At last month’s AAAI-15 conference in Austin, Texas, participants from Xerox Corporation, Ford Motor Company and NASA’s Ames Research Centre demonstrated the artificial intelligence applications that their organisations are using.

Artificial intelligence is about making intelligent computer systems, such as robots or software that handles financials data, that can learn as they go and handle tasks that traditionally required people to get the work done.
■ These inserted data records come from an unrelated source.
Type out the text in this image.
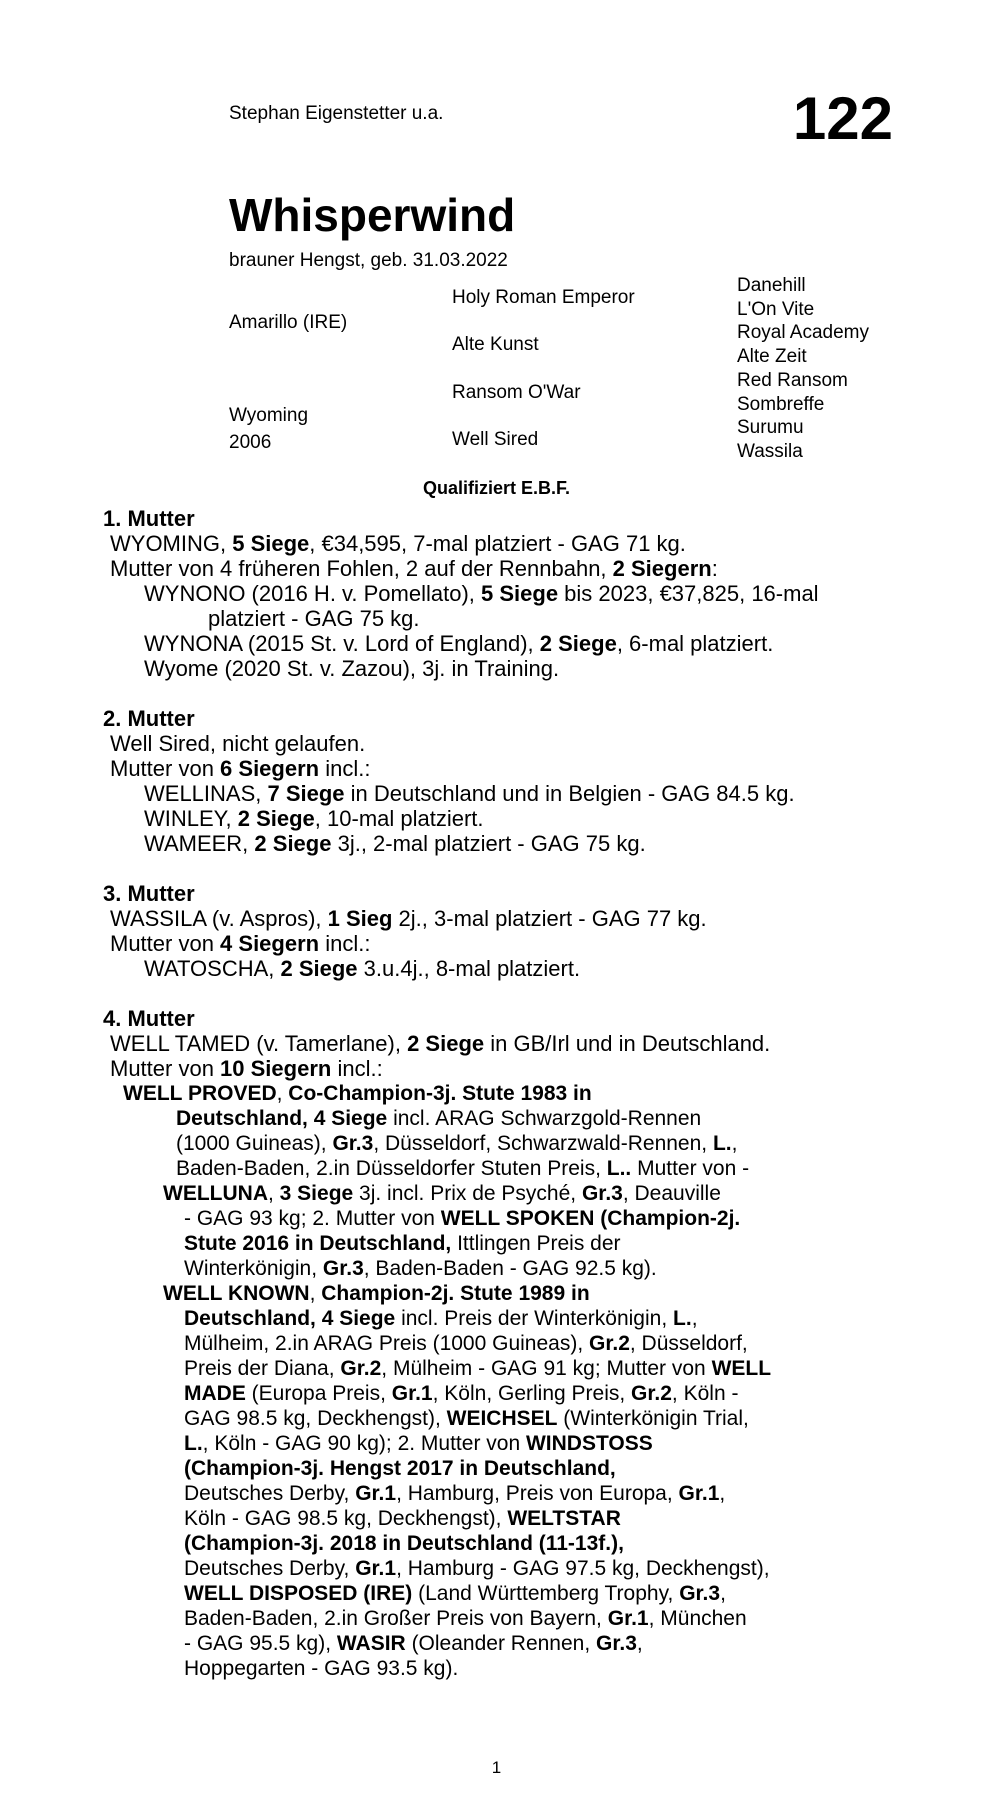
Stephan Eigenstetter u.a.	122
Whisperwind
brauner Hengst, geb. 31.03.2022
Amarillo (IRE)
Wyoming
2006
Holy Roman Emperor
Alte Kunst
Ransom O'War
Well Sired
Danehill
L'On Vite
Royal Academy
Alte Zeit
Red Ransom
Sombreffe
Surumu
Wassila
Qualifiziert E.B.F.
1. Mutter
WYOMING, 5 Siege, €34,595, 7-mal platziert - GAG 71 kg.
Mutter von 4 früheren Fohlen, 2 auf der Rennbahn, 2 Siegern:
WYNONO (2016 H. v. Pomellato), 5 Siege bis 2023, €37,825, 16-mal platziert - GAG 75 kg.
WYNONA (2015 St. v. Lord of England), 2 Siege, 6-mal platziert.
Wyome (2020 St. v. Zazou), 3j. in Training.
2. Mutter
Well Sired, nicht gelaufen.
Mutter von 6 Siegern incl.:
WELLINAS, 7 Siege in Deutschland und in Belgien - GAG 84.5 kg.
WINLEY, 2 Siege, 10-mal platziert.
WAMEER, 2 Siege 3j., 2-mal platziert - GAG 75 kg.
3. Mutter
WASSILA (v. Aspros), 1 Sieg 2j., 3-mal platziert - GAG 77 kg.
Mutter von 4 Siegern incl.:
WATOSCHA, 2 Siege 3.u.4j., 8-mal platziert.
4. Mutter
WELL TAMED (v. Tamerlane), 2 Siege in GB/Irl und in Deutschland.
Mutter von 10 Siegern incl.:
WELL PROVED, Co-Champion-3j. Stute 1983 in
Deutschland, 4 Siege incl. ARAG Schwarzgold-Rennen
(1000 Guineas), Gr.3, Düsseldorf, Schwarzwald-Rennen, L.,
Baden-Baden, 2.in Düsseldorfer Stuten Preis, L.. Mutter von -
WELLUNA, 3 Siege 3j. incl. Prix de Psyché, Gr.3, Deauville
- GAG 93 kg; 2. Mutter von WELL SPOKEN (Champion-2j.
Stute 2016 in Deutschland, Ittlingen Preis der
Winterkönigin, Gr.3, Baden-Baden - GAG 92.5 kg).
WELL KNOWN, Champion-2j. Stute 1989 in
Deutschland, 4 Siege incl. Preis der Winterkönigin, L.,
Mülheim, 2.in ARAG Preis (1000 Guineas), Gr.2, Düsseldorf,
Preis der Diana, Gr.2, Mülheim - GAG 91 kg; Mutter von WELL
MADE (Europa Preis, Gr.1, Köln, Gerling Preis, Gr.2, Köln -
GAG 98.5 kg, Deckhengst), WEICHSEL (Winterkönigin Trial,
L., Köln - GAG 90 kg); 2. Mutter von WINDSTOSS
(Champion-3j. Hengst 2017 in Deutschland,
Deutsches Derby, Gr.1, Hamburg, Preis von Europa, Gr.1,
Köln - GAG 98.5 kg, Deckhengst), WELTSTAR
(Champion-3j. 2018 in Deutschland (11-13f.),
Deutsches Derby, Gr.1, Hamburg - GAG 97.5 kg, Deckhengst),
WELL DISPOSED (IRE) (Land Württemberg Trophy, Gr.3,
Baden-Baden, 2.in Großer Preis von Bayern, Gr.1, München
- GAG 95.5 kg), WASIR (Oleander Rennen, Gr.3,
Hoppegarten - GAG 93.5 kg).
1
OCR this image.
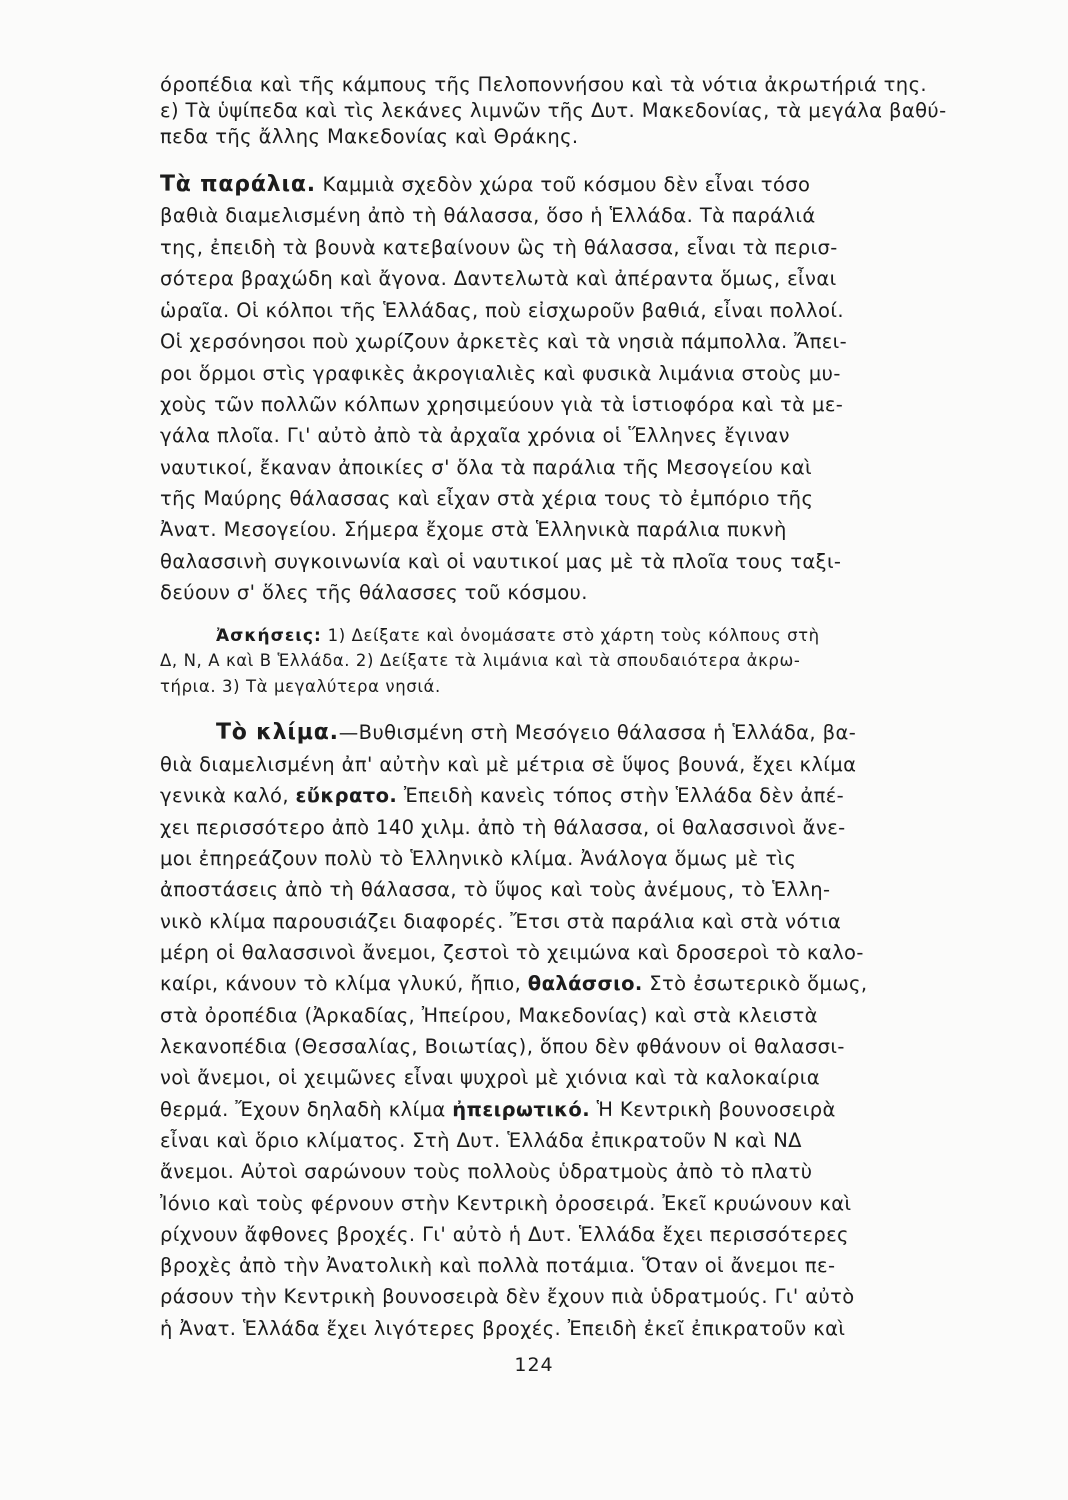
όροπέδια καὶ τῆς κάμπους τῆς Πελοποννήσου καὶ τὰ νότια ἀκρωτήριά της.
ε) Τὰ ὑψίπεδα καὶ τὶς λεκάνες λιμνῶν τῆς Δυτ. Μακεδονίας, τὰ μεγάλα βαθύ-
πεδα τῆς ἄλλης Μακεδονίας καὶ Θράκης.
Τὰ παράλια. Καμμιὰ σχεδὸν χώρα τοῦ κόσμου δὲν εἶναι τόσο
βαθιὰ διαμελισμένη ἀπὸ τὴ θάλασσα, ὅσο ἡ Ἑλλάδα. Τὰ παράλιά
της, ἐπειδὴ τὰ βουνὰ κατεβαίνουν ὣς τὴ θάλασσα, εἶναι τὰ περισ-
σότερα βραχώδη καὶ ἄγονα. Δαντελωτὰ καὶ ἀπέραντα ὅμως, εἶναι
ὡραῖα. Οἱ κόλποι τῆς Ἑλλάδας, ποὺ εἰσχωροῦν βαθιά, εἶναι πολλοί.
Οἱ χερσόνησοι ποὺ χωρίζουν ἀρκετὲς καὶ τὰ νησιὰ πάμπολλα. Ἄπει-
ροι ὅρμοι στὶς γραφικὲς ἀκρογιαλιὲς καὶ φυσικὰ λιμάνια στοὺς μυ-
χοὺς τῶν πολλῶν κόλπων χρησιμεύουν γιὰ τὰ ἱστιοφόρα καὶ τὰ με-
γάλα πλοῖα. Γι' αὐτὸ ἀπὸ τὰ ἀρχαῖα χρόνια οἱ Ἕλληνες ἔγιναν
ναυτικοί, ἔκαναν ἀποικίες σ' ὅλα τὰ παράλια τῆς Μεσογείου καὶ
τῆς Μαύρης θάλασσας καὶ εἶχαν στὰ χέρια τους τὸ ἐμπόριο τῆς
Ἀνατ. Μεσογείου. Σήμερα ἔχομε στὰ Ἑλληνικὰ παράλια πυκνὴ
θαλασσινὴ συγκοινωνία καὶ οἱ ναυτικοί μας μὲ τὰ πλοῖα τους ταξι-
δεύουν σ' ὅλες τῆς θάλασσες τοῦ κόσμου.
Ἀσκήσεις: 1) Δείξατε καὶ ὀνομάσατε στὸ χάρτη τοὺς κόλπους στὴ
Δ, Ν, Α καὶ Β Ἑλλάδα. 2) Δείξατε τὰ λιμάνια καὶ τὰ σπουδαιότερα ἀκρω-
τήρια. 3) Τὰ μεγαλύτερα νησιά.
Τὸ κλίμα.—Βυθισμένη στὴ Μεσόγειο θάλασσα ἡ Ἑλλάδα, βα-
θιὰ διαμελισμένη ἀπ' αὐτὴν καὶ μὲ μέτρια σὲ ὕψος βουνά, ἔχει κλίμα
γενικὰ καλό, εὔκρατο. Ἐπειδὴ κανεὶς τόπος στὴν Ἑλλάδα δὲν ἀπέ-
χει περισσότερο ἀπὸ 140 χιλμ. ἀπὸ τὴ θάλασσα, οἱ θαλασσινοὶ ἄνε-
μοι ἐπηρεάζουν πολὺ τὸ Ἑλληνικὸ κλίμα. Ἀνάλογα ὅμως μὲ τὶς
ἀποστάσεις ἀπὸ τὴ θάλασσα, τὸ ὕψος καὶ τοὺς ἀνέμους, τὸ Ἑλλη-
νικὸ κλίμα παρουσιάζει διαφορές. Ἔτσι στὰ παράλια καὶ στὰ νότια
μέρη οἱ θαλασσινοὶ ἄνεμοι, ζεστοὶ τὸ χειμώνα καὶ δροσεροὶ τὸ καλο-
καίρι, κάνουν τὸ κλίμα γλυκύ, ἤπιο, θαλάσσιο. Στὸ ἐσωτερικὸ ὅμως,
στὰ ὀροπέδια (Ἀρκαδίας, Ἠπείρου, Μακεδονίας) καὶ στὰ κλειστὰ
λεκανοπέδια (Θεσσαλίας, Βοιωτίας), ὅπου δὲν φθάνουν οἱ θαλασσι-
νοὶ ἄνεμοι, οἱ χειμῶνες εἶναι ψυχροὶ μὲ χιόνια καὶ τὰ καλοκαίρια
θερμά. Ἔχουν δηλαδὴ κλίμα ἠπειρωτικό. Ἡ Κεντρικὴ βουνοσειρὰ
εἶναι καὶ ὅριο κλίματος. Στὴ Δυτ. Ἑλλάδα ἐπικρατοῦν Ν καὶ ΝΔ
ἄνεμοι. Αὐτοὶ σαρώνουν τοὺς πολλοὺς ὑδρατμοὺς ἀπὸ τὸ πλατὺ
Ἰόνιο καὶ τοὺς φέρνουν στὴν Κεντρικὴ ὀροσειρά. Ἐκεῖ κρυώνουν καὶ
ρίχνουν ἄφθονες βροχές. Γι' αὐτὸ ἡ Δυτ. Ἑλλάδα ἔχει περισσότερες
βροχὲς ἀπὸ τὴν Ἀνατολικὴ καὶ πολλὰ ποτάμια. Ὅταν οἱ ἄνεμοι πε-
ράσουν τὴν Κεντρικὴ βουνοσειρὰ δὲν ἔχουν πιὰ ὑδρατμούς. Γι' αὐτὸ
ἡ Ἀνατ. Ἑλλάδα ἔχει λιγότερες βροχές. Ἐπειδὴ ἐκεῖ ἐπικρατοῦν καὶ
124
Despite fears about the development of AI and its sci-fi reputation, the technology is not new to the enterprise. It has simply been used under different names, such as email filtering or speech recognition, instead of the umbrella term of AI The technology is also appears to be enjoying a growth spurt in the enterprise as executives and IT managers find artificial intelligence well suited to taking on increasingly complex business problems.

AI everywhere
Google uses AI in search. The iPhone’s digital assistant Siri is based on artificial intelligence, as is Internet of Things technology that is starting to be used in homes.

AI researchers and industry analysts say these examples are just early steps in using AI in the enterprise.

For instance, artificial intelligence is being used to prioritise email, for planning and scheduling, culling through big data, speech recognition and security.

“Without a lot of headlines, it’s everywhere from customer service and better routing to finance and fraud detection,” said Oren Etzioni, CEO,Allen Institute for Artificial Intelligence. “It’s actually inevitable that we will have more AI in the enterprise because of several trends coming together, including more compute power, desire for productivity growth and the big data we’re dealing with.”

Enterprises are increasingly turning to artificial intelligence because of the explosion of data they have to manage.

“The notion that a human analyst can look at all of this data unaided becomes more and more implausible,” Etzioni said. “You can’t have a person sitting there watching Twitter to protect your brand. There are just too many tweets. You need help protecting your brand. You need tools. You need AI tools.”

Xerox PARC and AI
Xerox’s well-known PARC lab uses artificial intelligence to detect fraud and abuse in health care data.

Eric Bier, a principal scientist at PARC (Palo Alto Research Centre), which is known for major roles in the development of the Ethernet and laser printing, talked to an audience at the AAAI-15 conference about its Xerox Program Integrity Validator or the XPIV system.

Bier, and the XPIV team, are working with the federal government to find fraud in areas such as Medicare, the government’s health insurance program for those 65 and older.

“There’s a tremendous amount of data to go through,” Bier said. “The old phrase of ‘looking for a needle in a haystack’ comes to mind, but then at least you know what a needle looks like. People are clever. You need algorithms that learn from the data and find behaviours that are odd that will call someone’s attention to something funny going on.”

The PARC AI program culls through enormous data sets looking for patterns that signal what could be suspicious behaviours. For instance, the program looks for repeated instances of patients passing by several pharmacies to go to one on the other side of town, patients who buy nothing but narcotics or patients who continually use different pharmacies.